A recent incident involving Dublin based artist Dragana Jurišić’s Instagram account makes all too clear the lack of control women have in representing their own bodies and the obfuscation surrounding the ways social media accounts are monitored, surveilled and censored.
On 10 May Dragana Jurišić’s Instagram account was removed without warning. Unable to log in, she reported her account as hacked and was sent an email informing her it had been disabled for not following their Terms of Use. She was told she wouldn’t be able to access any of her data from the last seven years using the platform.
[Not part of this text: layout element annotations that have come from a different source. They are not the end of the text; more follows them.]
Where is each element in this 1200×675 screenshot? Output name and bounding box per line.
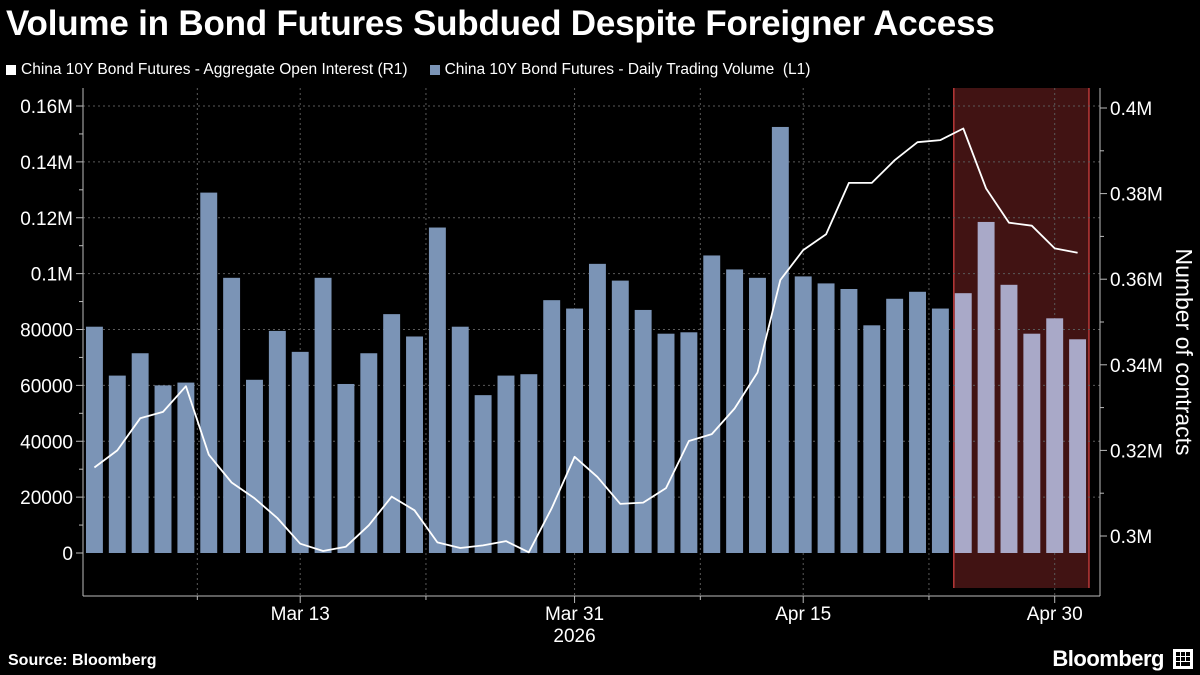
- volume-bar: [497, 375, 515, 553]
- x-axis-tick-label: Mar 13: [271, 604, 330, 625]
- left-axis-tick-label: 0.16M: [20, 97, 73, 118]
- legend-swatch-open-interest: [6, 65, 16, 75]
- left-axis-tick-label: 40000: [20, 432, 73, 453]
- volume-bar: [314, 277, 332, 553]
- right-axis-tick-label: 0.3M: [1110, 527, 1152, 548]
- left-axis-tick-label: 0.1M: [31, 265, 73, 286]
- volume-bar: [451, 326, 469, 553]
- volume-bar: [657, 333, 675, 553]
- volume-bar: [863, 325, 881, 553]
- legend-label-open-interest: China 10Y Bond Futures - Aggregate Open …: [21, 61, 408, 78]
- volume-bar: [703, 255, 721, 553]
- volume-bar: [1000, 284, 1018, 553]
- volume-bar: [337, 383, 355, 553]
- x-axis-tick-label: Mar 31: [545, 604, 604, 625]
- source-note: Source: Bloomberg: [8, 652, 157, 669]
- volume-bar: [406, 336, 423, 553]
- volume-bar: [154, 385, 172, 553]
- volume-bar: [931, 308, 949, 553]
- volume-bar: [611, 280, 629, 553]
- volume-bar: [909, 291, 926, 553]
- volume-bar: [566, 308, 584, 553]
- volume-bar: [223, 277, 241, 553]
- volume-bar: [817, 283, 835, 553]
- left-axis-tick-label: 0: [62, 544, 73, 565]
- volume-bar: [794, 276, 812, 553]
- legend-item-open-interest: China 10Y Bond Futures - Aggregate Open …: [6, 61, 408, 79]
- volume-bar: [771, 126, 789, 553]
- volume-bar: [886, 298, 904, 553]
- volume-bar: [1069, 339, 1087, 553]
- legend-label-trading-volume: China 10Y Bond Futures - Daily Trading V…: [444, 61, 811, 78]
- volume-bar: [543, 300, 561, 553]
- volume-bar: [474, 395, 492, 553]
- volume-bar: [360, 353, 378, 553]
- right-axis-tick-label: 0.36M: [1110, 270, 1163, 291]
- right-axis-tick-label: 0.34M: [1110, 356, 1163, 377]
- volume-bar: [726, 269, 744, 553]
- right-axis-title: Number of contracts: [1171, 248, 1197, 455]
- volume-bar: [588, 263, 606, 553]
- volume-bar: [749, 277, 766, 553]
- right-axis-tick-label: 0.4M: [1110, 99, 1152, 120]
- volume-bar: [428, 227, 446, 553]
- volume-bar: [85, 326, 103, 553]
- right-axis-tick-label: 0.38M: [1110, 185, 1163, 206]
- volume-bar: [1046, 318, 1064, 553]
- volume-bar: [268, 330, 286, 553]
- volume-bar: [383, 314, 401, 553]
- left-axis-tick-label: 60000: [20, 376, 73, 397]
- volume-bar: [520, 374, 538, 553]
- left-axis-tick-label: 0.14M: [20, 153, 73, 174]
- chart-title: Volume in Bond Futures Subdued Despite F…: [6, 4, 995, 43]
- volume-bar: [840, 288, 858, 553]
- x-axis-tick-label: Apr 30: [1027, 604, 1083, 625]
- highlight-region: [953, 88, 1089, 588]
- volume-bar: [131, 353, 149, 553]
- left-axis-tick-label: 80000: [20, 321, 73, 342]
- left-axis-tick-label: 0.12M: [20, 209, 73, 230]
- volume-bar: [108, 375, 126, 553]
- x-axis-tick-label: Apr 15: [775, 604, 831, 625]
- volume-bar: [291, 351, 309, 553]
- legend-swatch-trading-volume: [429, 65, 440, 75]
- brand-logo-text: Bloomberg: [1052, 646, 1164, 671]
- volume-bar: [246, 379, 263, 553]
- volume-bar: [200, 192, 218, 553]
- legend: China 10Y Bond Futures - Aggregate Open …: [6, 61, 832, 79]
- volume-bar: [977, 221, 995, 554]
- volume-bar: [1023, 333, 1041, 553]
- left-axis-tick-label: 20000: [20, 488, 73, 509]
- open-interest-line: [93, 127, 1078, 554]
- volume-bar: [177, 382, 195, 553]
- volume-bar: [954, 293, 972, 553]
- legend-item-trading-volume: China 10Y Bond Futures - Daily Trading V…: [429, 61, 811, 79]
- x-axis-year-label: 2026: [553, 626, 595, 647]
- right-axis-tick-label: 0.32M: [1110, 441, 1163, 462]
- volume-bar: [634, 309, 652, 553]
- bloomberg-terminal-icon: [1173, 649, 1193, 669]
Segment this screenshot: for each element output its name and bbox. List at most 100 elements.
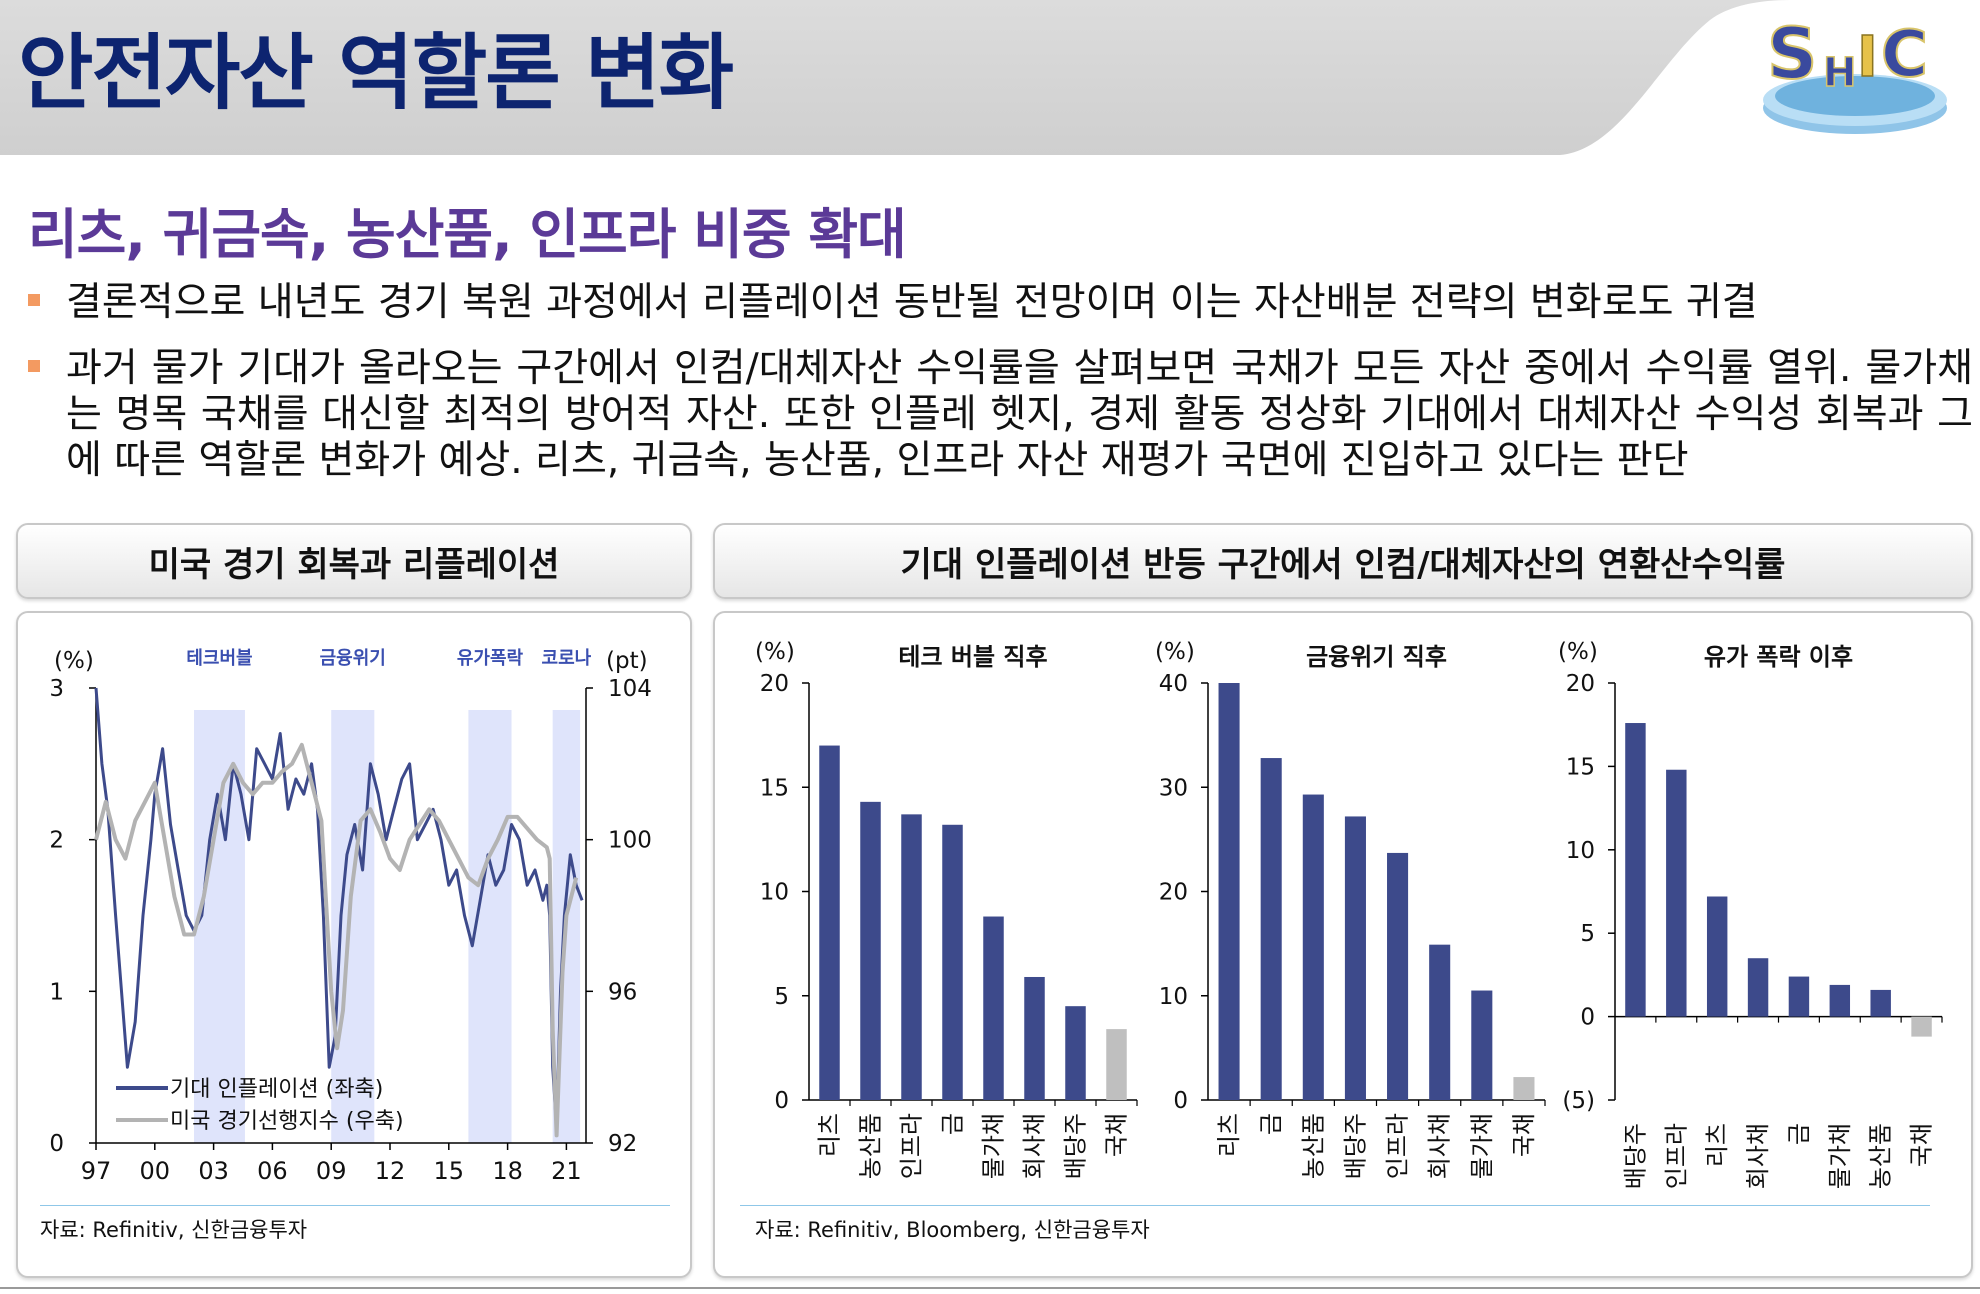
bar xyxy=(1218,683,1240,1100)
category-label: 국채 xyxy=(1103,1113,1131,1157)
category-label: 국채 xyxy=(1510,1113,1538,1157)
bullet-text: 과거 물가 기대가 올라오는 구간에서 인컴/대체자산 수익률을 살펴보면 국채… xyxy=(66,346,1973,483)
y-tick-label: 0 xyxy=(1173,1088,1188,1114)
category-label: 리츠 xyxy=(1703,1123,1731,1167)
shic-logo: S H I C xyxy=(1763,12,1947,134)
legend-label: 기대 인플레이션 (좌축) xyxy=(170,1077,383,1102)
svg-text:S: S xyxy=(1767,13,1817,95)
category-label: 인프라 xyxy=(898,1113,926,1179)
category-label: 농산품 xyxy=(857,1113,885,1179)
svg-text:H: H xyxy=(1823,50,1856,96)
right-source: 자료: Refinitiv, Bloomberg, 신한금융투자 xyxy=(755,1218,1150,1242)
y-tick-label: 15 xyxy=(760,775,789,801)
bullet-marker-icon xyxy=(28,360,40,372)
bar xyxy=(1387,852,1409,1100)
x-tick-label: 00 xyxy=(140,1157,171,1185)
right-tick-label: 92 xyxy=(608,1131,637,1157)
x-tick-label: 97 xyxy=(81,1157,112,1185)
y-tick-label: 20 xyxy=(1566,671,1595,697)
series-line xyxy=(94,687,584,1130)
period-label: 유가폭락 xyxy=(457,648,524,669)
bar xyxy=(1788,976,1810,1017)
x-tick-label: 03 xyxy=(198,1157,229,1185)
x-tick-label: 15 xyxy=(434,1157,465,1185)
bar xyxy=(1106,1029,1127,1100)
left-source-divider xyxy=(40,1205,670,1206)
category-label: 농산품 xyxy=(1867,1123,1895,1189)
category-label: 리츠 xyxy=(816,1113,844,1157)
category-label: 배당주 xyxy=(1341,1113,1369,1179)
bar-charts: (%) 테크 버블 직후 0 5 10 15 20 리츠 농산품 인프라 금 물가채 회사채 배당주 국채 (… xyxy=(755,639,1943,1189)
category-label: 금 xyxy=(939,1113,967,1135)
x-tick-label: 09 xyxy=(316,1157,347,1185)
bar xyxy=(860,801,881,1100)
left-source: 자료: Refinitiv, 신한금융투자 xyxy=(40,1218,308,1242)
bar xyxy=(983,916,1004,1100)
bar-chart-title: 테크 버블 직후 xyxy=(898,643,1047,671)
unit-label: (%) xyxy=(1155,639,1195,665)
right-tick-label: 104 xyxy=(608,676,652,702)
y-tick-label: 30 xyxy=(1159,775,1188,801)
category-label: 물가채 xyxy=(1826,1123,1854,1189)
category-label: 인프라 xyxy=(1662,1123,1690,1189)
svg-text:C: C xyxy=(1881,18,1928,92)
bar xyxy=(819,745,840,1100)
page-title: 안전자산 역할론 변화 xyxy=(18,26,734,121)
bullet-marker-icon xyxy=(28,294,40,306)
category-label: 회사채 xyxy=(1021,1113,1049,1179)
bar xyxy=(1625,723,1646,1017)
category-label: 금 xyxy=(1257,1113,1285,1135)
y-tick-label: 15 xyxy=(1566,754,1595,780)
category-label: 리츠 xyxy=(1215,1113,1243,1157)
y-tick-label: 10 xyxy=(1566,838,1595,864)
bar xyxy=(1829,984,1851,1017)
category-label: 금 xyxy=(1785,1123,1813,1145)
bar xyxy=(1024,976,1045,1100)
bar-chart-title: 유가 폭락 이후 xyxy=(1704,643,1853,671)
period-label: 금융위기 xyxy=(320,648,386,669)
bar xyxy=(1471,990,1493,1100)
right-unit-label: (pt) xyxy=(606,648,648,674)
y-tick-label: 0 xyxy=(1580,1005,1595,1031)
y-tick-label: 10 xyxy=(760,880,789,906)
y-tick-label: 40 xyxy=(1159,671,1188,697)
bullet-item: 과거 물가 기대가 올라오는 구간에서 인컴/대체자산 수익률을 살펴보면 국채… xyxy=(28,346,1973,484)
legend-label: 미국 경기선행지수 (우축) xyxy=(170,1109,404,1134)
x-tick-label: 18 xyxy=(492,1157,523,1185)
y-tick-label: (5) xyxy=(1562,1088,1595,1114)
y-tick-label: 20 xyxy=(760,671,789,697)
bar xyxy=(1747,958,1769,1017)
left-tick-label: 1 xyxy=(49,979,64,1005)
bar xyxy=(1911,1016,1932,1037)
category-label: 인프라 xyxy=(1384,1113,1412,1179)
shaded-period xyxy=(331,710,375,1143)
bar xyxy=(1260,758,1282,1100)
period-label: 코로나 xyxy=(542,648,592,669)
series-line xyxy=(94,742,579,1138)
x-tick-label: 12 xyxy=(375,1157,406,1185)
left-unit-label: (%) xyxy=(54,648,94,674)
bar xyxy=(1302,794,1324,1100)
category-label: 회사채 xyxy=(1426,1113,1454,1179)
left-tick-label: 2 xyxy=(49,828,64,854)
y-tick-label: 10 xyxy=(1159,984,1188,1010)
bar xyxy=(1706,896,1728,1017)
category-label: 물가채 xyxy=(980,1113,1008,1179)
bullet-item: 결론적으로 내년도 경기 복원 과정에서 리플레이션 동반될 전망이며 이는 자… xyxy=(28,280,1973,326)
bar xyxy=(1666,769,1687,1017)
left-tick-label: 0 xyxy=(49,1131,64,1157)
y-tick-label: 0 xyxy=(774,1088,789,1114)
y-tick-label: 5 xyxy=(774,984,789,1010)
y-tick-label: 5 xyxy=(1580,921,1595,947)
section-subtitle: 리츠, 귀금속, 농산품, 인프라 비중 확대 xyxy=(28,203,907,266)
unit-label: (%) xyxy=(755,639,795,665)
bar xyxy=(1065,1006,1086,1100)
right-source-divider xyxy=(740,1205,1930,1206)
category-label: 배당주 xyxy=(1062,1113,1090,1179)
x-tick-label: 21 xyxy=(551,1157,582,1185)
bar xyxy=(1870,989,1891,1017)
category-label: 농산품 xyxy=(1299,1113,1327,1179)
unit-label: (%) xyxy=(1558,639,1598,665)
right-tick-label: 100 xyxy=(608,828,652,854)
One of the last photographs Dragana posted was a test print of a portrait of Caoimhe Lavelle from 100 Muses, which is part of My Own Unknown, Jurišić’s ongoing, multifaceted body of work combining fictional and real narratives to explore the hybrid nature of female identity. In 2015 Jurišić photographed 100 women for the project, which aimed to subvert and challenge the traditional relationship between the passive, nude, female muse and the male artist. She was amazed at the number of women who responded to her open call for participation, which ironically had been shared through social media: “I went into this project with a rationale that it is not possible to photograph that many women in Ireland, in a five week period, nude. The scars left from the rein of the Catholic Church are still visible; the 8th Amendment that denies women their bodily autonomy when pregnant is being put to referendum on 25 May, and if polling numbers are right it is going to be a close call.”